To będzie wyjątkowy rok. „Liberté!” kończy swoją przygodę z drukiem i z kwartalnika staje się miesięcznikiem cyfrowym. Wasza inwestycja w nasze pismo nie pójdzie na marne, zamiast ścinać drzewa na drogi papier będziemy inwestować w najlepsze teksty i obiecujących autorów, w oprawę graficzną i przede wszystkim w budowanie zasięgu i promocję.
[Od Redakcji: tekst pochodzi z XXX numeru kwartalnika Liberté!, który ukazał się drukiem w lutym 2019 r.]
Gigantyczny sukces obywatelskich obchodów stulecia odzyskania niepodległości, czyli Igrzyska Wolności, których podsumowanie stanowi kanwę XXX numeru, są dla „Liberté!” bardzo poważnym zobowiązaniem.
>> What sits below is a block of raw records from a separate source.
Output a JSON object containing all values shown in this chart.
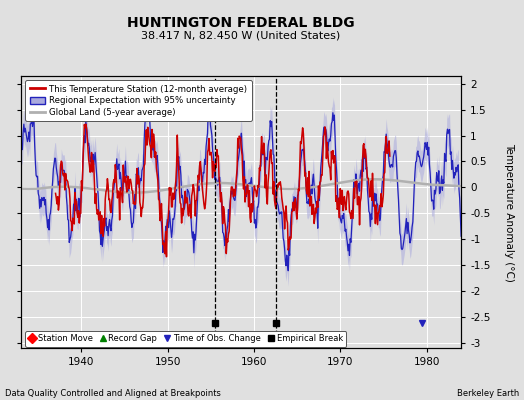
{
  "title": "HUNTINGTON FEDERAL BLDG",
  "subtitle": "38.417 N, 82.450 W (United States)",
  "ylabel": "Temperature Anomaly (°C)",
  "footer_left": "Data Quality Controlled and Aligned at Breakpoints",
  "footer_right": "Berkeley Earth",
  "xlim": [
    1933,
    1984
  ],
  "ylim": [
    -3.1,
    2.15
  ],
  "yticks": [
    -3,
    -2.5,
    -2,
    -1.5,
    -1,
    -0.5,
    0,
    0.5,
    1,
    1.5,
    2
  ],
  "xticks": [
    1940,
    1950,
    1960,
    1970,
    1980
  ],
  "background_color": "#e0e0e0",
  "plot_bg_color": "#e0e0e0",
  "empirical_breaks": [
    1955.5,
    1962.5
  ],
  "time_obs_changes": [
    1979.5
  ],
  "legend_labels": [
    "This Temperature Station (12-month average)",
    "Regional Expectation with 95% uncertainty",
    "Global Land (5-year average)"
  ],
  "station_color": "#cc0000",
  "regional_color": "#2222bb",
  "regional_fill_color": "#aaaadd",
  "global_color": "#b0b0b0",
  "grid_color": "#ffffff"
}
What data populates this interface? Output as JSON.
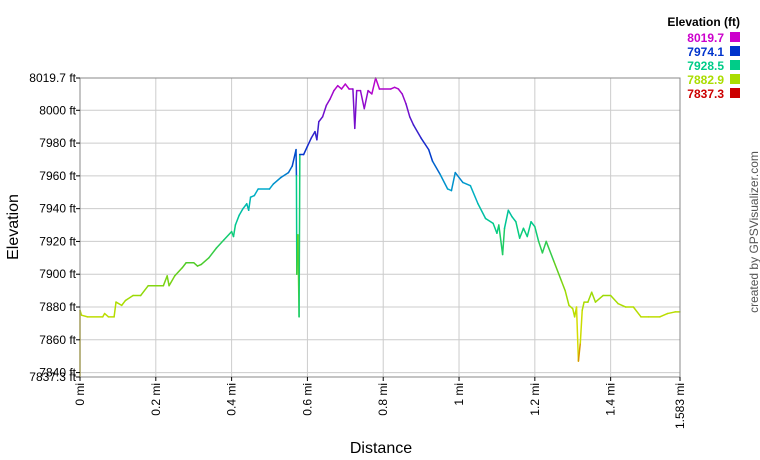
{
  "chart_data": {
    "type": "line",
    "xlabel": "Distance",
    "ylabel": "Elevation",
    "xlim": [
      0,
      1.583
    ],
    "ylim": [
      7837.3,
      8019.7
    ],
    "grid": true,
    "x_ticks": [
      {
        "value": 0,
        "label": "0 mi"
      },
      {
        "value": 0.2,
        "label": "0.2 mi"
      },
      {
        "value": 0.4,
        "label": "0.4 mi"
      },
      {
        "value": 0.6,
        "label": "0.6 mi"
      },
      {
        "value": 0.8,
        "label": "0.8 mi"
      },
      {
        "value": 1.0,
        "label": "1 mi"
      },
      {
        "value": 1.2,
        "label": "1.2 mi"
      },
      {
        "value": 1.4,
        "label": "1.4 mi"
      },
      {
        "value": 1.583,
        "label": "1.583 mi"
      }
    ],
    "y_ticks": [
      {
        "value": 7837.3,
        "label": "7837.3 ft"
      },
      {
        "value": 7840,
        "label": "7840 ft"
      },
      {
        "value": 7860,
        "label": "7860 ft"
      },
      {
        "value": 7880,
        "label": "7880 ft"
      },
      {
        "value": 7900,
        "label": "7900 ft"
      },
      {
        "value": 7920,
        "label": "7920 ft"
      },
      {
        "value": 7940,
        "label": "7940 ft"
      },
      {
        "value": 7960,
        "label": "7960 ft"
      },
      {
        "value": 7980,
        "label": "7980 ft"
      },
      {
        "value": 8000,
        "label": "8000 ft"
      },
      {
        "value": 8019.7,
        "label": "8019.7 ft"
      }
    ],
    "legend": {
      "title": "Elevation (ft)",
      "placement": "top-right",
      "entries": [
        {
          "label": "8019.7",
          "color": "#cc00cc"
        },
        {
          "label": "7974.1",
          "color": "#0033cc"
        },
        {
          "label": "7928.5",
          "color": "#00cc88"
        },
        {
          "label": "7882.9",
          "color": "#aadd00"
        },
        {
          "label": "7837.3",
          "color": "#cc0000"
        }
      ]
    },
    "color_scale": [
      {
        "value": 7837.3,
        "color": "#cc0000"
      },
      {
        "value": 7860,
        "color": "#dddd00"
      },
      {
        "value": 7882.9,
        "color": "#aadd00"
      },
      {
        "value": 7905,
        "color": "#55cc22"
      },
      {
        "value": 7928.5,
        "color": "#00cc88"
      },
      {
        "value": 7952,
        "color": "#00aacc"
      },
      {
        "value": 7974.1,
        "color": "#0033cc"
      },
      {
        "value": 7997,
        "color": "#6611cc"
      },
      {
        "value": 8019.7,
        "color": "#cc00cc"
      }
    ],
    "series": [
      {
        "points": [
          [
            0.0,
            7837.3
          ],
          [
            0.0,
            7878
          ],
          [
            0.004,
            7875
          ],
          [
            0.02,
            7874
          ],
          [
            0.06,
            7874
          ],
          [
            0.065,
            7876
          ],
          [
            0.075,
            7874
          ],
          [
            0.09,
            7874
          ],
          [
            0.095,
            7883
          ],
          [
            0.11,
            7881
          ],
          [
            0.12,
            7884
          ],
          [
            0.14,
            7887
          ],
          [
            0.16,
            7887
          ],
          [
            0.18,
            7893
          ],
          [
            0.22,
            7893
          ],
          [
            0.23,
            7899
          ],
          [
            0.235,
            7893
          ],
          [
            0.25,
            7899
          ],
          [
            0.27,
            7904
          ],
          [
            0.28,
            7907
          ],
          [
            0.3,
            7907
          ],
          [
            0.31,
            7905
          ],
          [
            0.32,
            7906
          ],
          [
            0.34,
            7910
          ],
          [
            0.36,
            7916
          ],
          [
            0.38,
            7921
          ],
          [
            0.4,
            7926
          ],
          [
            0.405,
            7923
          ],
          [
            0.41,
            7930
          ],
          [
            0.42,
            7936
          ],
          [
            0.43,
            7940
          ],
          [
            0.44,
            7943
          ],
          [
            0.445,
            7939
          ],
          [
            0.45,
            7947
          ],
          [
            0.46,
            7948
          ],
          [
            0.47,
            7952
          ],
          [
            0.5,
            7952
          ],
          [
            0.51,
            7955
          ],
          [
            0.53,
            7959
          ],
          [
            0.55,
            7962
          ],
          [
            0.56,
            7966
          ],
          [
            0.57,
            7976
          ],
          [
            0.571,
            7960
          ],
          [
            0.572,
            7900
          ],
          [
            0.575,
            7924
          ],
          [
            0.578,
            7874
          ],
          [
            0.58,
            7973
          ],
          [
            0.59,
            7973
          ],
          [
            0.6,
            7978
          ],
          [
            0.61,
            7983
          ],
          [
            0.62,
            7987
          ],
          [
            0.625,
            7982
          ],
          [
            0.63,
            7993
          ],
          [
            0.64,
            7996
          ],
          [
            0.65,
            8003
          ],
          [
            0.66,
            8007
          ],
          [
            0.67,
            8012
          ],
          [
            0.68,
            8015
          ],
          [
            0.69,
            8013
          ],
          [
            0.7,
            8016
          ],
          [
            0.71,
            8013
          ],
          [
            0.72,
            8013
          ],
          [
            0.725,
            7989
          ],
          [
            0.73,
            8012
          ],
          [
            0.74,
            8012
          ],
          [
            0.75,
            8001
          ],
          [
            0.76,
            8012
          ],
          [
            0.77,
            8010
          ],
          [
            0.78,
            8019.7
          ],
          [
            0.79,
            8013
          ],
          [
            0.82,
            8013
          ],
          [
            0.83,
            8014
          ],
          [
            0.84,
            8013
          ],
          [
            0.85,
            8010
          ],
          [
            0.86,
            8004
          ],
          [
            0.87,
            7996
          ],
          [
            0.88,
            7991
          ],
          [
            0.9,
            7983
          ],
          [
            0.92,
            7976
          ],
          [
            0.93,
            7969
          ],
          [
            0.95,
            7961
          ],
          [
            0.97,
            7952
          ],
          [
            0.98,
            7951
          ],
          [
            0.99,
            7962
          ],
          [
            1.01,
            7956
          ],
          [
            1.03,
            7954
          ],
          [
            1.05,
            7943
          ],
          [
            1.07,
            7934
          ],
          [
            1.09,
            7931
          ],
          [
            1.1,
            7925
          ],
          [
            1.105,
            7930
          ],
          [
            1.115,
            7912
          ],
          [
            1.12,
            7928
          ],
          [
            1.13,
            7939
          ],
          [
            1.14,
            7935
          ],
          [
            1.15,
            7932
          ],
          [
            1.16,
            7922
          ],
          [
            1.17,
            7928
          ],
          [
            1.18,
            7923
          ],
          [
            1.19,
            7932
          ],
          [
            1.2,
            7929
          ],
          [
            1.21,
            7920
          ],
          [
            1.22,
            7913
          ],
          [
            1.23,
            7920
          ],
          [
            1.25,
            7908
          ],
          [
            1.27,
            7896
          ],
          [
            1.28,
            7890
          ],
          [
            1.29,
            7881
          ],
          [
            1.3,
            7879
          ],
          [
            1.305,
            7874
          ],
          [
            1.31,
            7880
          ],
          [
            1.315,
            7847
          ],
          [
            1.32,
            7858
          ],
          [
            1.325,
            7878
          ],
          [
            1.33,
            7883
          ],
          [
            1.34,
            7883
          ],
          [
            1.35,
            7889
          ],
          [
            1.36,
            7883
          ],
          [
            1.38,
            7887
          ],
          [
            1.4,
            7887
          ],
          [
            1.42,
            7882
          ],
          [
            1.44,
            7880
          ],
          [
            1.46,
            7880
          ],
          [
            1.48,
            7874
          ],
          [
            1.5,
            7874
          ],
          [
            1.53,
            7874
          ],
          [
            1.55,
            7876
          ],
          [
            1.57,
            7877
          ],
          [
            1.583,
            7877
          ]
        ]
      }
    ]
  },
  "credit": "created by GPSVisualizer.com"
}
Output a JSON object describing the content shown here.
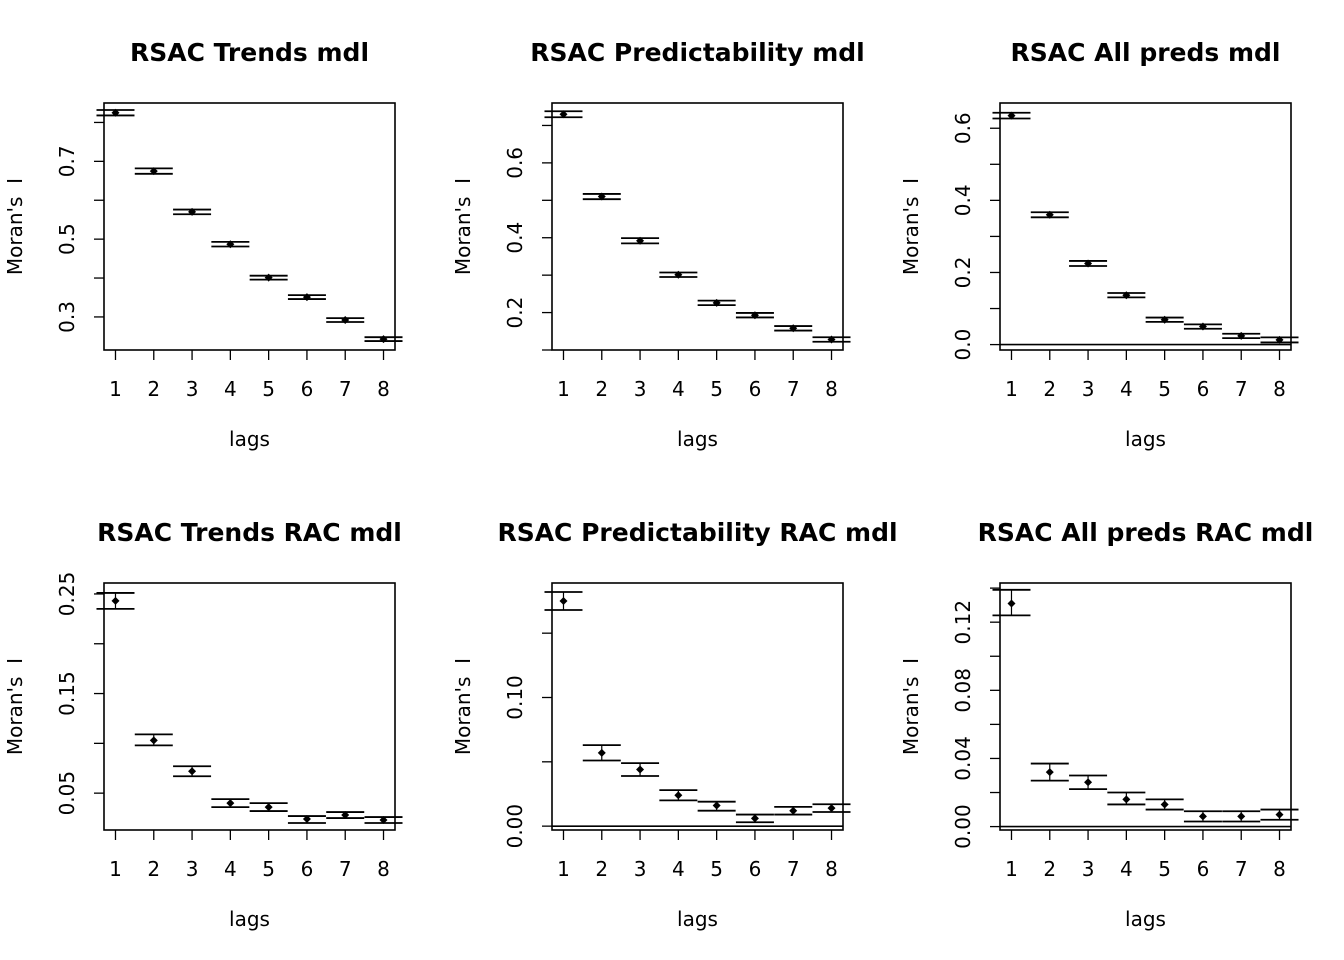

Nie będziemy stali z boku, nasze środowisko, choć lubi piłkę nożną, nie czuje się dobrze w roli kibiców, kiedy gra idzie o najwyższe stawki.
Bez odniesień do historycznej symboliki trudno sobie wyobrazić tworzenie wspólnotowej tożsamości. Dlatego inna, arcypolska, ale jednocześnie wielonurtowa i otwarta opowieść o historii najnowszej jest tak potrzebna, zbyt ważna, żeby kapitulować przed narodowcami i maszerować, jak polski rząd, w takt ich nienawistnych okrzyków.
Dlatego będziemy tworzyć obywatelskie obchody 3 maja w Warszawie, bo bez odnowy Rzeczpospolitej jej upadek, przez wewnętrzne swary i słabości, znów nie jest niestety abstrakcją.
Idee liberalne jeszcze nigdy w ostatnich trzydziestu latach tak bardzo nie potrzebowały zdeterminowanych adwokatów. Możemy Wam obiecać, że nie będziemy występować w propagandowym chórze, że nasze pismo, które w nowej formule od debiutu dzielą już tylko tygodnie, będzie zawsze przestrzenią intelektualnej debaty, gdzie idee traktowane są całkowicie serio.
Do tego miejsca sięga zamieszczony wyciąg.